Page 1 of 1
HTML entities and search
Posted: Wed Mar 08, 2006 5:06 pm
by bhiggins
We have a database in which special characters are saved as HTML entities. I'll use Guantanamo as my example. In the database it's saved as Guant&#aacute;anamo. Of course, a search for Guantanamo won't find it.
There are any number of ways to approach this, but I'm wondering if there is something we can do from the search side rather than doing a lot of reworking of the DB, which is huge.
If you believe sandr or regex work on the DB is required I'd appreciate any suggestions on that end as well.
(FYI: This is full-blown Texis running on a Unix server. I'm in the unfortunate position of picking up support from a guy who has left the company.)
Thanks for any and all input.
Bob
Bob
HTML entities and search
Posted: Wed Mar 08, 2006 6:06 pm
by bhiggins
I only have to deal with 10% of the database; the rest was handled differently. Of that 10% I'd estimate a third of them have accents.

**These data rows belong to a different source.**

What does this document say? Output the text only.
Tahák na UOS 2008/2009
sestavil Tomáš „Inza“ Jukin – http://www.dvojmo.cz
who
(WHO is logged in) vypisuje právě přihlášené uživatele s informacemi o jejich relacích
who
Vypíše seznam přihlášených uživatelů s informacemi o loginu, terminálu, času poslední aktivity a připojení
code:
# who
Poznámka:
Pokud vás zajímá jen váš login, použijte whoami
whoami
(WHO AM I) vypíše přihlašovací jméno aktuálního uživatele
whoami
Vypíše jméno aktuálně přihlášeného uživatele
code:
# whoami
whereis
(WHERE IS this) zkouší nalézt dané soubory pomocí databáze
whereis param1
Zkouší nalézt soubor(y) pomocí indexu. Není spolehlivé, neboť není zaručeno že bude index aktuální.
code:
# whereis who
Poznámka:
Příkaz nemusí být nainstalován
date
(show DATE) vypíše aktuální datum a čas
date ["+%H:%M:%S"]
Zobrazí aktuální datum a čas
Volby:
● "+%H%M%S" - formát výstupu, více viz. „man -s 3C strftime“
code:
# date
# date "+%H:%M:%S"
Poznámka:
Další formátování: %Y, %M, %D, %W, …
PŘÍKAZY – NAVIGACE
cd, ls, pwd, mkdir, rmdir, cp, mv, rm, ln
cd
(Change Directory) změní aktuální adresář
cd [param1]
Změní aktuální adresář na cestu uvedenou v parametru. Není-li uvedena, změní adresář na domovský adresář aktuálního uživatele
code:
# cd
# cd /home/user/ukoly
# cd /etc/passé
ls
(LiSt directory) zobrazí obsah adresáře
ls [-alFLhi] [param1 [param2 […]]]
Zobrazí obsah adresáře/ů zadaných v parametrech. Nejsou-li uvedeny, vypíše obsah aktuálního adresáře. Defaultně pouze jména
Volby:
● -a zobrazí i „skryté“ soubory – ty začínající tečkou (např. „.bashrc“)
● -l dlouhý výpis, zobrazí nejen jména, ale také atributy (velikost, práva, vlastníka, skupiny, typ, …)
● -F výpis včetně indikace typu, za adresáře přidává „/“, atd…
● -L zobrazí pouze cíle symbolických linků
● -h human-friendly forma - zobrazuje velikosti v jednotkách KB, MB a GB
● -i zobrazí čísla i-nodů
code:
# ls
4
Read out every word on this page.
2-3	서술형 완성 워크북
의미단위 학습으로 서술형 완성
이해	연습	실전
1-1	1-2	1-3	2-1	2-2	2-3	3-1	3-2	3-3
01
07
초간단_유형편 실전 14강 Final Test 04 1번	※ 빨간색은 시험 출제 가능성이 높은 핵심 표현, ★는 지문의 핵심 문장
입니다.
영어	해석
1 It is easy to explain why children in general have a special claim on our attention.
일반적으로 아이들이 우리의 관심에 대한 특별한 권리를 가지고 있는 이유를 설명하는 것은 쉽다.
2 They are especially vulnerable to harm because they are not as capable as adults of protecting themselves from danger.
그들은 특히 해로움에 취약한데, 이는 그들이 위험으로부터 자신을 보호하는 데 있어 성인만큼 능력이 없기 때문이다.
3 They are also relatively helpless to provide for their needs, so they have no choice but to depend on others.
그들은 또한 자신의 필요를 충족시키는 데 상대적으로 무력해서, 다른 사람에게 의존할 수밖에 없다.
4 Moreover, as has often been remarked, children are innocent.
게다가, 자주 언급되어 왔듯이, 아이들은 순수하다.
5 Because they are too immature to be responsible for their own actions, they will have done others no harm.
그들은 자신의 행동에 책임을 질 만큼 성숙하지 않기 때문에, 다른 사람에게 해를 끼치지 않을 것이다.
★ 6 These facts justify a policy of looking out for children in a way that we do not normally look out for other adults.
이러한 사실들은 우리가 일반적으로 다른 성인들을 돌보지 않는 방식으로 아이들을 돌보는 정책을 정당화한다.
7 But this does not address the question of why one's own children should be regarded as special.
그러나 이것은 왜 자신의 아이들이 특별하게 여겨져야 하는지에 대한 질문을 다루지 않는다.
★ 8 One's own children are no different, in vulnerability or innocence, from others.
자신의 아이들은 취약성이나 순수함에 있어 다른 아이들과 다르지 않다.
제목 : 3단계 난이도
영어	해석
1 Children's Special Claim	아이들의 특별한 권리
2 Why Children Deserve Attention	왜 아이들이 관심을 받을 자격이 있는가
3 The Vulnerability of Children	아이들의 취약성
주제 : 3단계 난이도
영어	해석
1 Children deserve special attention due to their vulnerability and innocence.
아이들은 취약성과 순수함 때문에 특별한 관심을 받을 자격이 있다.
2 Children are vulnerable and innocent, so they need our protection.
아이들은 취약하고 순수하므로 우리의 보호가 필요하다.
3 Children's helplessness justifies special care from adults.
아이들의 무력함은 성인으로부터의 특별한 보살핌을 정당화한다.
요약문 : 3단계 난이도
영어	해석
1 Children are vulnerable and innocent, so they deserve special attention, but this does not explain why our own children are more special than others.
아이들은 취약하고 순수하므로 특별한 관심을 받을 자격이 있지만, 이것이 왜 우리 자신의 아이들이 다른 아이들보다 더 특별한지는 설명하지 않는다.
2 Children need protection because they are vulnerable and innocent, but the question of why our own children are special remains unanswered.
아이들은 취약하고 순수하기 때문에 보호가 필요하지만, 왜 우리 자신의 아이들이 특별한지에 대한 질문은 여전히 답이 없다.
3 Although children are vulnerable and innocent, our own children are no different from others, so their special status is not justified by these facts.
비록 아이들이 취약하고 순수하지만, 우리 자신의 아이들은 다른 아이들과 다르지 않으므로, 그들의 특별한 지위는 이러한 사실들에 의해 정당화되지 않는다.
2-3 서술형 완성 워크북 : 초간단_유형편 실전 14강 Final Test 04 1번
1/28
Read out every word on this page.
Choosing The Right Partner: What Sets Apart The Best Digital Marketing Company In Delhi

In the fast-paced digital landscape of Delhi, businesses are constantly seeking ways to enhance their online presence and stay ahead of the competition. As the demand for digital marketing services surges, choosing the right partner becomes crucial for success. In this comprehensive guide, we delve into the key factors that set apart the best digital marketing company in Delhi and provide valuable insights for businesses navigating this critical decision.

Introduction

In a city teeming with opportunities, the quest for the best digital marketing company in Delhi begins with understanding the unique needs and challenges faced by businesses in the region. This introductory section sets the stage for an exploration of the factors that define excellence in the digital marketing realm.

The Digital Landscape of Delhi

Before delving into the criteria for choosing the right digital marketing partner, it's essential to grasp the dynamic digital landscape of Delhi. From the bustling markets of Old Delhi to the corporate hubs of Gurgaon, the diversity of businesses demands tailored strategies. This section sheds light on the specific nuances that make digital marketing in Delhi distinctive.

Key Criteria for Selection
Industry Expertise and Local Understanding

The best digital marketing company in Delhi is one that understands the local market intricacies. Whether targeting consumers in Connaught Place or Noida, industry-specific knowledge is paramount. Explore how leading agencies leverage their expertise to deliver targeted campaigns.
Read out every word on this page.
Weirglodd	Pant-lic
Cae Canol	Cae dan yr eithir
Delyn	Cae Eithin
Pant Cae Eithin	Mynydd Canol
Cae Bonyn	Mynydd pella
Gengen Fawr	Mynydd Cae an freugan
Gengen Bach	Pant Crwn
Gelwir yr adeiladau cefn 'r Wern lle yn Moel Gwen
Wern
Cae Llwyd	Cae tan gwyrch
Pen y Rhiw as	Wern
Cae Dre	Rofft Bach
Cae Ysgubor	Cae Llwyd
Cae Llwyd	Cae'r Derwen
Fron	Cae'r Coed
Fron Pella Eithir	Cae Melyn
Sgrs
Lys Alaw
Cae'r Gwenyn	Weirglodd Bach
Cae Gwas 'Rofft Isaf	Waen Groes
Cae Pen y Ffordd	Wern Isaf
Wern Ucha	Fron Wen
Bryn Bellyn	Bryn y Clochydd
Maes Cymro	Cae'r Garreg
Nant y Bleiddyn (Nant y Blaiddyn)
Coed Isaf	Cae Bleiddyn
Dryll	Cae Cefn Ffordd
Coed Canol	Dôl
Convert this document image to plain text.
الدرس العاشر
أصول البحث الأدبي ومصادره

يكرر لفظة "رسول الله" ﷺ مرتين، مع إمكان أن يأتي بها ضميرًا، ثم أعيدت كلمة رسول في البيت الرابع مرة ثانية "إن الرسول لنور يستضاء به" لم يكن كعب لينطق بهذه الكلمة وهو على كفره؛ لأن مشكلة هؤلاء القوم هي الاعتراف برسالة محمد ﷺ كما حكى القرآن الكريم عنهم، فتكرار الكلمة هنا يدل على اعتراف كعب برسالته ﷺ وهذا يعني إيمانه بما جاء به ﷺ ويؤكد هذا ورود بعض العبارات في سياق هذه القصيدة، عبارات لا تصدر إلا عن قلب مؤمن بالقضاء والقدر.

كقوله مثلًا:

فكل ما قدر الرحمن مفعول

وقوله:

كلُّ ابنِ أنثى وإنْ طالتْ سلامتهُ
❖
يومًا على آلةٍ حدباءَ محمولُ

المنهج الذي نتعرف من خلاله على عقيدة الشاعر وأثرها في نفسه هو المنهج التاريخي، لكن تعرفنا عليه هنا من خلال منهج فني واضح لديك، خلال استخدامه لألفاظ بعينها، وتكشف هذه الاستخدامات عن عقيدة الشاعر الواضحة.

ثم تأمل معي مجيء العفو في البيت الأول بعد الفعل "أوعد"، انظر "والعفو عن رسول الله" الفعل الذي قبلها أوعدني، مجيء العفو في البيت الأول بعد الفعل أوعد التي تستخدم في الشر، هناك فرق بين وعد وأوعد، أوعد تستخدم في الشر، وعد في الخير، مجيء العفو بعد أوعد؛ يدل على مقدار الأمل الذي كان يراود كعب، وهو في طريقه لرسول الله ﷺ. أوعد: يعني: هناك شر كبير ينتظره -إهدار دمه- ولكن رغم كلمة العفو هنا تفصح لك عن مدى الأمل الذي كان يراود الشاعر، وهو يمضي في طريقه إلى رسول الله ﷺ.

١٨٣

Some background: This is a database of newspaper stories. For the older records the developer had a separate field in the DB where he stored the non-accented version of each accented word (resume, cliche, etc.). The search would then find either version of the word. When HTML entities were introduced about a year ago it broke that functionality. So that's what I'm trying to remedy.
Meanwhile, on equivalence: There's something I'm not doing right, apparently. I created a very simple eqvsusr.lst file with just one line:
guantanamo,guantánamo
Ran backref, no errors reported. Equivs are on in the search page. But search results are no different. What might I be missing?
Thanks,
Bob
HTML entities and search
Posted: Thu Mar 09, 2006 11:03 am
by mark
; is special in the equiv. Escape it with \
guantanamo,guantá\;namo
So you're saying all new data has the entities? I'd take John's suggestion and get rid of the entities by replacing them with their equivalent characters at import time as well as fixup the small fracton of records that already have the entities. Then the search will continue to work as before.
HTML entities and search
Posted: Thu Mar 09, 2006 12:30 pm
by bhiggins
I'll try out your suggestions, thanks.
I escaped the ; in the equivalence file, but results are the same on search. Any further suggestions welcomed.
Bob
HTML entities and search
Posted: Thu Mar 09, 2006 2:02 pm
by mark
Do you have all the requisite settings to use and allow the equivs?
<apicp eqprefix /full/path/to/your/equiv/file>
<apicp keepeqvs 1>
<apicp alequivs 1>
Make sure the equiv file is readable by the texis user.
Check the source of your results page and/or vortex.log to see if there are any errors generated.